The new Cerebrus Intelligent Chip Explorer recently announced by Cadence is a machine learning-based tool that automates and scales digital chip design, in combination with the Cadence RTL-to-signoff flow. It promises the ability to improve engineering productivity by up to 10X versus a manual approach while also realizing up to a 20% better power, performance and area (PPA) metrics. Rod Metcalfe, Product Management Group Director at Cadence Design Systems, has described the key features of Cerebrus in the video interview he has recently given to EDACafe’s Sanjay Gangal; in addition to that, we have asked Rod a few more questions on some specific aspects of the tool.
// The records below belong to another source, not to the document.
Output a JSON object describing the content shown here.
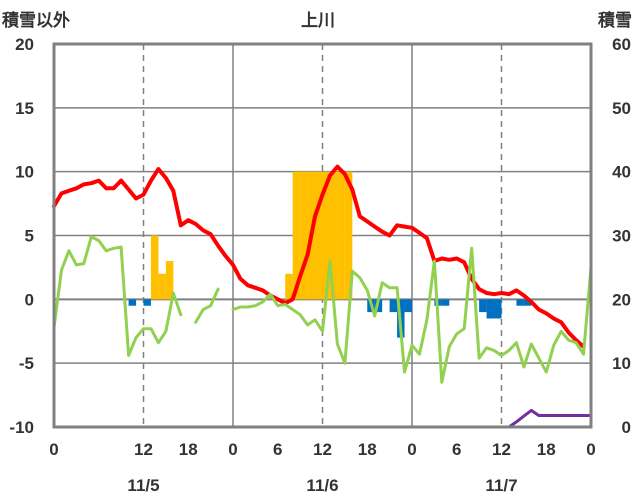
{
  "chart_data": {
    "type": "line",
    "title": "上川",
    "ylabel_left": "積雪以外",
    "ylabel_right": "積雪",
    "left_axis": {
      "min": -10,
      "max": 20,
      "ticks": [
        -10,
        -5,
        0,
        5,
        10,
        15,
        20
      ]
    },
    "right_axis": {
      "min": 0,
      "max": 60,
      "ticks": [
        0,
        10,
        20,
        30,
        40,
        50,
        60
      ]
    },
    "x_hour_labels": [
      "0",
      "12",
      "18",
      "0",
      "6",
      "12",
      "18",
      "0",
      "6",
      "12",
      "18",
      "0"
    ],
    "day_labels": [
      "11/5",
      "11/6",
      "11/7"
    ],
    "x_range_hours": [
      0,
      72
    ],
    "grid": {
      "solid_vertical_at_hours": [
        24,
        48
      ],
      "dashed_vertical_at_hours": [
        12,
        36,
        60
      ],
      "horizontal_at_left_values": [
        -5,
        0,
        5,
        10,
        15
      ]
    },
    "colors": {
      "temperature": "#ff0000",
      "green_series": "#92d050",
      "purple_series": "#7030a0",
      "positive_bars": "#ffc000",
      "negative_bars": "#0070c0",
      "frame": "#808080"
    },
    "series": [
      {
        "axis": "left",
        "color": "#ff0000",
        "points": [
          [
            0,
            7.3
          ],
          [
            1,
            8.3
          ],
          [
            2,
            8.5
          ],
          [
            3,
            8.7
          ],
          [
            4,
            9.0
          ],
          [
            5,
            9.1
          ],
          [
            6,
            9.3
          ],
          [
            7,
            8.7
          ],
          [
            8,
            8.7
          ],
          [
            9,
            9.3
          ],
          [
            10,
            8.6
          ],
          [
            11,
            7.9
          ],
          [
            12,
            8.2
          ],
          [
            13,
            9.3
          ],
          [
            14,
            10.2
          ],
          [
            15,
            9.5
          ],
          [
            16,
            8.5
          ],
          [
            17,
            5.8
          ],
          [
            18,
            6.2
          ],
          [
            19,
            5.9
          ],
          [
            20,
            5.4
          ],
          [
            21,
            5.1
          ],
          [
            22,
            4.2
          ],
          [
            23,
            3.4
          ],
          [
            24,
            2.7
          ],
          [
            25,
            1.6
          ],
          [
            26,
            1.1
          ],
          [
            27,
            0.9
          ],
          [
            28,
            0.7
          ],
          [
            29,
            0.3
          ],
          [
            30,
            0.0
          ],
          [
            31,
            -0.3
          ],
          [
            32,
            0.0
          ],
          [
            33,
            1.8
          ],
          [
            34,
            3.5
          ],
          [
            35,
            6.5
          ],
          [
            36,
            8.2
          ],
          [
            37,
            9.7
          ],
          [
            38,
            10.4
          ],
          [
            39,
            9.8
          ],
          [
            40,
            8.6
          ],
          [
            41,
            6.5
          ],
          [
            42,
            6.1
          ],
          [
            43,
            5.7
          ],
          [
            44,
            5.3
          ],
          [
            45,
            5.0
          ],
          [
            46,
            5.8
          ],
          [
            47,
            5.7
          ],
          [
            48,
            5.6
          ],
          [
            49,
            5.2
          ],
          [
            50,
            4.8
          ],
          [
            51,
            3.0
          ],
          [
            52,
            3.2
          ],
          [
            53,
            3.1
          ],
          [
            54,
            3.2
          ],
          [
            55,
            2.9
          ],
          [
            56,
            1.6
          ],
          [
            57,
            0.8
          ],
          [
            58,
            0.5
          ],
          [
            59,
            0.4
          ],
          [
            60,
            0.5
          ],
          [
            61,
            0.4
          ],
          [
            62,
            0.7
          ],
          [
            63,
            0.3
          ],
          [
            64,
            -0.2
          ],
          [
            65,
            -0.8
          ],
          [
            66,
            -1.1
          ],
          [
            67,
            -1.5
          ],
          [
            68,
            -1.8
          ],
          [
            69,
            -2.6
          ],
          [
            70,
            -3.2
          ],
          [
            71,
            -3.7
          ]
        ]
      },
      {
        "axis": "left",
        "color": "#92d050",
        "segments": [
          [
            [
              0,
              -2.2
            ],
            [
              1,
              2.3
            ],
            [
              2,
              3.8
            ],
            [
              3,
              2.7
            ],
            [
              4,
              2.8
            ],
            [
              5,
              4.9
            ],
            [
              6,
              4.6
            ],
            [
              7,
              3.8
            ],
            [
              8,
              4.0
            ],
            [
              9,
              4.1
            ],
            [
              10,
              -4.4
            ],
            [
              11,
              -3.0
            ],
            [
              12,
              -2.3
            ],
            [
              13,
              -2.3
            ],
            [
              14,
              -3.4
            ],
            [
              15,
              -2.5
            ],
            [
              16,
              0.5
            ],
            [
              17,
              -1.2
            ]
          ],
          [
            [
              19,
              -1.8
            ],
            [
              20,
              -0.8
            ],
            [
              21,
              -0.5
            ],
            [
              22,
              0.8
            ]
          ],
          [
            [
              24,
              -0.8
            ],
            [
              25,
              -0.6
            ],
            [
              26,
              -0.6
            ],
            [
              27,
              -0.5
            ],
            [
              28,
              -0.2
            ],
            [
              29,
              0.4
            ],
            [
              30,
              -0.5
            ],
            [
              31,
              -0.4
            ],
            [
              32,
              -0.8
            ],
            [
              33,
              -1.2
            ],
            [
              34,
              -2.0
            ],
            [
              35,
              -1.6
            ],
            [
              36,
              -2.5
            ],
            [
              37,
              3.0
            ],
            [
              38,
              -3.5
            ],
            [
              39,
              -5.0
            ],
            [
              40,
              2.2
            ],
            [
              41,
              1.7
            ],
            [
              42,
              0.7
            ],
            [
              43,
              -1.3
            ],
            [
              44,
              1.3
            ],
            [
              45,
              0.9
            ],
            [
              46,
              0.9
            ],
            [
              47,
              -5.7
            ],
            [
              48,
              -3.6
            ],
            [
              49,
              -4.3
            ],
            [
              50,
              -1.6
            ],
            [
              51,
              3.0
            ],
            [
              52,
              -6.5
            ],
            [
              53,
              -3.7
            ],
            [
              54,
              -2.7
            ],
            [
              55,
              -2.3
            ],
            [
              56,
              4.0
            ],
            [
              57,
              -4.6
            ],
            [
              58,
              -3.8
            ],
            [
              59,
              -4.0
            ],
            [
              60,
              -4.4
            ],
            [
              61,
              -4.0
            ],
            [
              62,
              -3.4
            ],
            [
              63,
              -5.3
            ],
            [
              64,
              -3.5
            ],
            [
              65,
              -4.6
            ],
            [
              66,
              -5.7
            ],
            [
              67,
              -3.6
            ],
            [
              68,
              -2.5
            ],
            [
              69,
              -3.2
            ],
            [
              70,
              -3.4
            ],
            [
              71,
              -4.3
            ],
            [
              72,
              2.5
            ]
          ]
        ]
      },
      {
        "axis": "right",
        "color": "#7030a0",
        "points": [
          [
            0,
            0
          ],
          [
            12,
            0
          ],
          [
            24,
            0
          ],
          [
            36,
            0
          ],
          [
            48,
            0
          ],
          [
            60,
            0
          ],
          [
            61,
            0
          ],
          [
            62,
            0.8
          ],
          [
            63,
            1.7
          ],
          [
            64,
            2.6
          ],
          [
            65,
            1.8
          ],
          [
            66,
            1.8
          ],
          [
            67,
            1.8
          ],
          [
            68,
            1.8
          ],
          [
            69,
            1.8
          ],
          [
            70,
            1.8
          ],
          [
            71,
            1.8
          ],
          [
            72,
            1.8
          ]
        ]
      }
    ],
    "bars": {
      "axis": "left",
      "positive": [
        [
          13.5,
          5.0
        ],
        [
          14.5,
          2.0
        ],
        [
          15.5,
          3.0
        ],
        [
          31.5,
          2.0
        ],
        [
          32.5,
          10.0
        ],
        [
          33.5,
          10.0
        ],
        [
          34.5,
          10.0
        ],
        [
          35.5,
          10.0
        ],
        [
          36.5,
          10.0
        ],
        [
          37.5,
          10.0
        ],
        [
          38.5,
          10.0
        ],
        [
          39.5,
          10.0
        ]
      ],
      "negative": [
        [
          10.5,
          -0.5
        ],
        [
          12.5,
          -0.5
        ],
        [
          42.5,
          -1.0
        ],
        [
          43.5,
          -1.0
        ],
        [
          45.5,
          -1.0
        ],
        [
          46.5,
          -3.0
        ],
        [
          47.5,
          -1.0
        ],
        [
          51.5,
          -0.5
        ],
        [
          52.5,
          -0.5
        ],
        [
          57.5,
          -1.0
        ],
        [
          58.5,
          -1.5
        ],
        [
          59.5,
          -1.5
        ],
        [
          62.5,
          -0.5
        ],
        [
          63.5,
          -0.5
        ]
      ]
    }
  }
}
Key ingredients: reinforcement learning, distributed computing
As Metacalfe explained in the video interview, Cadence thinks Cerebrus will represents the future of digital chip design. “First of all – he said – we’ve developed a unique reinforcement machine learning engine that really helps optimize the full flow of a digital design. This will allow chip designers to get better PPA more quickly, so it’s going to improve the productivity of the design teams. Now, this is an automated RTL to GDS full flow optimization, and it’s based on some distributed computing technology. It can either be on-premises compute or it can be cloud resources, but the idea is really that Cerebrus is very scalable. It can adapt to the bigger designs that design teams are doing today.”